Had Mueller believed it ethical to charge someone with evidence this contradictory — and I’m really not exaggerating when I say this — he had the goods to charge Trump with agreeing to give Russia sanctions relief in exchange for an impossibly lucrative real estate deal in Moscow. He could have charged Paul Manafort with trading $19 million in debt relief for the campaign strategy and help carving up Ukraine. He could have charged Roger Stone — and through him, Donald Trump — with entering into cooperation with the Russian hacking team before they spent September hacking Hillary’s analytics, for a still unexplained purpose.

This list of conflicting evidence that Durham has is a testament to the recklessness with which he has decided to pursue his own feverish conspiracy theories. It doesn’t mean he won’t get there. He might! It means he’s engaging in extraordinary conduct to get there.

It’s the last bullet I find particularly interesting. In the December 8 hearing, AUSA Andrew DeFilippis explained, “We did a meeting w/Mr. Baker in which we did not touch on charged conduct. We did not produce to defense.” That is, they’re withholding at least one 302 of a Durham interview in this investigation with Baker. Judge Christopher Cooper responded that he, “won’t disturb USG’s view that this is not discoverable.”
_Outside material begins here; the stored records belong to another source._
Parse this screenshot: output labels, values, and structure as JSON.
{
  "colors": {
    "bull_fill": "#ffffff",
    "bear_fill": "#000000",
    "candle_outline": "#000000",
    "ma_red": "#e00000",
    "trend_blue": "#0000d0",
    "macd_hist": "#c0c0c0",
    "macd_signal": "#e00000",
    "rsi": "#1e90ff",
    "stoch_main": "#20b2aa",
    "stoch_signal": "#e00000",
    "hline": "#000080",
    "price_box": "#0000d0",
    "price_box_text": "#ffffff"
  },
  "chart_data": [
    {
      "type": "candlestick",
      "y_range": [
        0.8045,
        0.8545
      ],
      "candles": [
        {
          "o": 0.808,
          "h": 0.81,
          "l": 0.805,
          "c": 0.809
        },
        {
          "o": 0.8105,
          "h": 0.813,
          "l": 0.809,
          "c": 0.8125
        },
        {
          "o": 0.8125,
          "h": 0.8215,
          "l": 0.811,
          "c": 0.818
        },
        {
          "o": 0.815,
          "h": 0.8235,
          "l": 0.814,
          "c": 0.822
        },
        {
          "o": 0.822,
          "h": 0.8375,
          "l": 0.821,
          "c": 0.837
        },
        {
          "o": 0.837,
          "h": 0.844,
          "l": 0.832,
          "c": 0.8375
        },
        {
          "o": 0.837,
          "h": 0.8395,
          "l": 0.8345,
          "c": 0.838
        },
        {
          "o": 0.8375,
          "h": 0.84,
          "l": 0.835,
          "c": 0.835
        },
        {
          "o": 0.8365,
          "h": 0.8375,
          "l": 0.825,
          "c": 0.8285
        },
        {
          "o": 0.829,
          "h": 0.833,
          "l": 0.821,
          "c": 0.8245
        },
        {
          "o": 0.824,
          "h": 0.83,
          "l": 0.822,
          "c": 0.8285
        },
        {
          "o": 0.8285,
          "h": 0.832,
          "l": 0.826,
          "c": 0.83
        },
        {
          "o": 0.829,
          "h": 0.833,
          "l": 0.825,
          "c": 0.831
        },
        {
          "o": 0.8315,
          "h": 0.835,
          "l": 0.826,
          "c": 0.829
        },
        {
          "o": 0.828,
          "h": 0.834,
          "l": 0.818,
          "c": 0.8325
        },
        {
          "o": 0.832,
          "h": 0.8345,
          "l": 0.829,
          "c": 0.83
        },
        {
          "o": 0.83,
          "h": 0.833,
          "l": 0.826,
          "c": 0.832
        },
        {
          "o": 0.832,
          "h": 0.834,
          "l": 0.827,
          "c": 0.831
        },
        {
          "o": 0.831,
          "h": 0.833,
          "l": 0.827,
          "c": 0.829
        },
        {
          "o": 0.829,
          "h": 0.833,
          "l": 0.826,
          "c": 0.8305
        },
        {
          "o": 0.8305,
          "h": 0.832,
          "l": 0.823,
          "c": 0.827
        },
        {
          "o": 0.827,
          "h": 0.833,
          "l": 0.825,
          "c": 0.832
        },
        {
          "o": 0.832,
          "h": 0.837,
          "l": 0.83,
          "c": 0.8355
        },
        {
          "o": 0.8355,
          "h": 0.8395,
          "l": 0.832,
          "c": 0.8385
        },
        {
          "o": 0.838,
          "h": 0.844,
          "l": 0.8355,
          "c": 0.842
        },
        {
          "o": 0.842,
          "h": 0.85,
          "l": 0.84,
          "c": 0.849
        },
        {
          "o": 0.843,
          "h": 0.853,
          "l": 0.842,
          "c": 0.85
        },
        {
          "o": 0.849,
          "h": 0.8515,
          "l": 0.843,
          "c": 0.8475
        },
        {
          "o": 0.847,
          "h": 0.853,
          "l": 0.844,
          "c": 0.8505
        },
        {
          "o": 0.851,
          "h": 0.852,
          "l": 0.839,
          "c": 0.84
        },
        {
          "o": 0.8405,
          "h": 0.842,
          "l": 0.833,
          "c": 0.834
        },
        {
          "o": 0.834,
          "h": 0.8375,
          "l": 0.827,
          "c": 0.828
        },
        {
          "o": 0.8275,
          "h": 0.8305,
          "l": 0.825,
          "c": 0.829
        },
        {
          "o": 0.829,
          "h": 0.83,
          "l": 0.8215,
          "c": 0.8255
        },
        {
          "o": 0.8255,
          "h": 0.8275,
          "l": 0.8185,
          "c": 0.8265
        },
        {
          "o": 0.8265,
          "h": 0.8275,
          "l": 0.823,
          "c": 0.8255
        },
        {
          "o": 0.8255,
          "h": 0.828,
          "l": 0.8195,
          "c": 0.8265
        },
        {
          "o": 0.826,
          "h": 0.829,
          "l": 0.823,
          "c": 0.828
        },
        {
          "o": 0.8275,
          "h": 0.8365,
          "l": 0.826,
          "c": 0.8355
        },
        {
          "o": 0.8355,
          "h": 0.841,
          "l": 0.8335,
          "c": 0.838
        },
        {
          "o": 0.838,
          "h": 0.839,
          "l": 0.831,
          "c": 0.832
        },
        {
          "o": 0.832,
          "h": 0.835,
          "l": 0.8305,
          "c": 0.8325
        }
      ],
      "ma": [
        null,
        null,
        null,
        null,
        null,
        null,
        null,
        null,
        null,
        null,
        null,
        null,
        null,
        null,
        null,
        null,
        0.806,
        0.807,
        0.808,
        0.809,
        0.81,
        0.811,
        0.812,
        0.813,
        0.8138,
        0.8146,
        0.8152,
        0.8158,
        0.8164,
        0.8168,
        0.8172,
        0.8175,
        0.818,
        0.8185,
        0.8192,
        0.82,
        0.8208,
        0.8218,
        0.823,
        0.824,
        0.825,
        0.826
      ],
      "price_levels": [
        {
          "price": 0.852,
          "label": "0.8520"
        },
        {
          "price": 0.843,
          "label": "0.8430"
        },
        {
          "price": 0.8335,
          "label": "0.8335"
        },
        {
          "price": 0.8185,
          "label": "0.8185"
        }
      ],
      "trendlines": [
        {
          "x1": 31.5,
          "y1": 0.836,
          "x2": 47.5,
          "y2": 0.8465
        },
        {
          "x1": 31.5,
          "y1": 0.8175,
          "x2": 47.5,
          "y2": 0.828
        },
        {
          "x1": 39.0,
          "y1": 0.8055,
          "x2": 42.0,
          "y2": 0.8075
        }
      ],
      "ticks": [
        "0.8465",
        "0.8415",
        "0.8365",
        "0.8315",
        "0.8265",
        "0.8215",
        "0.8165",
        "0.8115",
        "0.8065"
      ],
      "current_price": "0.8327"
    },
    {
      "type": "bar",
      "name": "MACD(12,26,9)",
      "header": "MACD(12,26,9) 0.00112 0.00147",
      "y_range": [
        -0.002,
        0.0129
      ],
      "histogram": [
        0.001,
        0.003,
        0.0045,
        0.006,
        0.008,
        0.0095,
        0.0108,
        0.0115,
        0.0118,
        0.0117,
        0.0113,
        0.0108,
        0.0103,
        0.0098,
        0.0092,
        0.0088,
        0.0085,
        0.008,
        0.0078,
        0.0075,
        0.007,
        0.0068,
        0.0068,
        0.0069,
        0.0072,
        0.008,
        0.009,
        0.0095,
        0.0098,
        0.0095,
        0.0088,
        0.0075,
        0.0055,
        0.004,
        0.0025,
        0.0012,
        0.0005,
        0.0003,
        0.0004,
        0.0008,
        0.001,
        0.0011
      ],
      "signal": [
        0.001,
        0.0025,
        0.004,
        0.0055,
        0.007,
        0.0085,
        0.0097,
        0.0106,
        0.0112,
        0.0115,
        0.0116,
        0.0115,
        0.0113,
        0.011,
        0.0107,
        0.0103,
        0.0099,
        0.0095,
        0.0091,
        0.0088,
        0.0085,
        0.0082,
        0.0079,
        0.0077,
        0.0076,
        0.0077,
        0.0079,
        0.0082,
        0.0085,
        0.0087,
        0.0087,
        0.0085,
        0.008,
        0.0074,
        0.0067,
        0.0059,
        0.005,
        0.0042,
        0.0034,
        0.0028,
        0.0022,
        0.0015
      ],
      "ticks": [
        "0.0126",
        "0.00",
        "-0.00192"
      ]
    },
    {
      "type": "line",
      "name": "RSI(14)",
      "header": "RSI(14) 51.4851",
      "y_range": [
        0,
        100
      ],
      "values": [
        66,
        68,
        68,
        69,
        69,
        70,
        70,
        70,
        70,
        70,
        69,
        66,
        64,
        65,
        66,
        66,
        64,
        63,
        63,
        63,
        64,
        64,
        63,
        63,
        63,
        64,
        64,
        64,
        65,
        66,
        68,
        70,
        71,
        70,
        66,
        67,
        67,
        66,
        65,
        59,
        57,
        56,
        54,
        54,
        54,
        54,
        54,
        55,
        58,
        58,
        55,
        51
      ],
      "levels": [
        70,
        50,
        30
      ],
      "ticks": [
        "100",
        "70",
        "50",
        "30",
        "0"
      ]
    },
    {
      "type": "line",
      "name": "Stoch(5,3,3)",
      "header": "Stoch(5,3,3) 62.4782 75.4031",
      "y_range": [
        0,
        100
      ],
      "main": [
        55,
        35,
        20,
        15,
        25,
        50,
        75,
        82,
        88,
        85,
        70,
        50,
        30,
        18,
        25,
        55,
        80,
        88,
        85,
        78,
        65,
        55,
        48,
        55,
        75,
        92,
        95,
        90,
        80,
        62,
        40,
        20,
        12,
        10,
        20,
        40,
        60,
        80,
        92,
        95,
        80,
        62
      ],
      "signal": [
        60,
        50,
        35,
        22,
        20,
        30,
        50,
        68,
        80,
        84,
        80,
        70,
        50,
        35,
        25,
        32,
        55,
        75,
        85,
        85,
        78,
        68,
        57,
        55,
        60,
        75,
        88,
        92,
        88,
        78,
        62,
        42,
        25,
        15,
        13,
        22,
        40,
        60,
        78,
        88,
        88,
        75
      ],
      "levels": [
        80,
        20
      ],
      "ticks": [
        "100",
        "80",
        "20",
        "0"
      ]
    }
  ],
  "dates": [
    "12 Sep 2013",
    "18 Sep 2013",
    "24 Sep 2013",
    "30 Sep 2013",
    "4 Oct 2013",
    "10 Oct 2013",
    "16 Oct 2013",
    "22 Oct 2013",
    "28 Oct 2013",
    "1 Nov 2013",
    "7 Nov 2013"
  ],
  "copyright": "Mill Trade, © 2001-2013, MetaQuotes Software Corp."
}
So on the one hand, Durham’s prosecutors are arguing that a conspiracy not yet charged creates conflicts for an Igor Danchenko indictment that doesn’t implicate any paid members of the Hillary campaign. But on the other hand, they’re arguing that the same investigation is sufficiently bracketed that they’re not required to provide Sussmann the records of what exposure Baker himself may have that might persuade him to change his story.

Sussmann’s attorney Sean Berkowitz observed that Baker had obviously changed his story. Durham’s team explains that’s because Baker refreshed his memory (though what we’ve seen of the contemporary records suggest there are two possible readings of them). But Sussmann could well argue that, because of criminal exposure himself, Baker changed his story to reflect what Durham wanted it to be.

As I have said, repeatedly, Durham needs Sussmann to have lied to have any hope of building this conspiracy case, and if he fails, each of the parts are far weaker.

And while claiming the conspiracy case he has not yet charged creates already existing conflicts, he’s still going to withhold the evidence of the conspiracy he’s trying to create.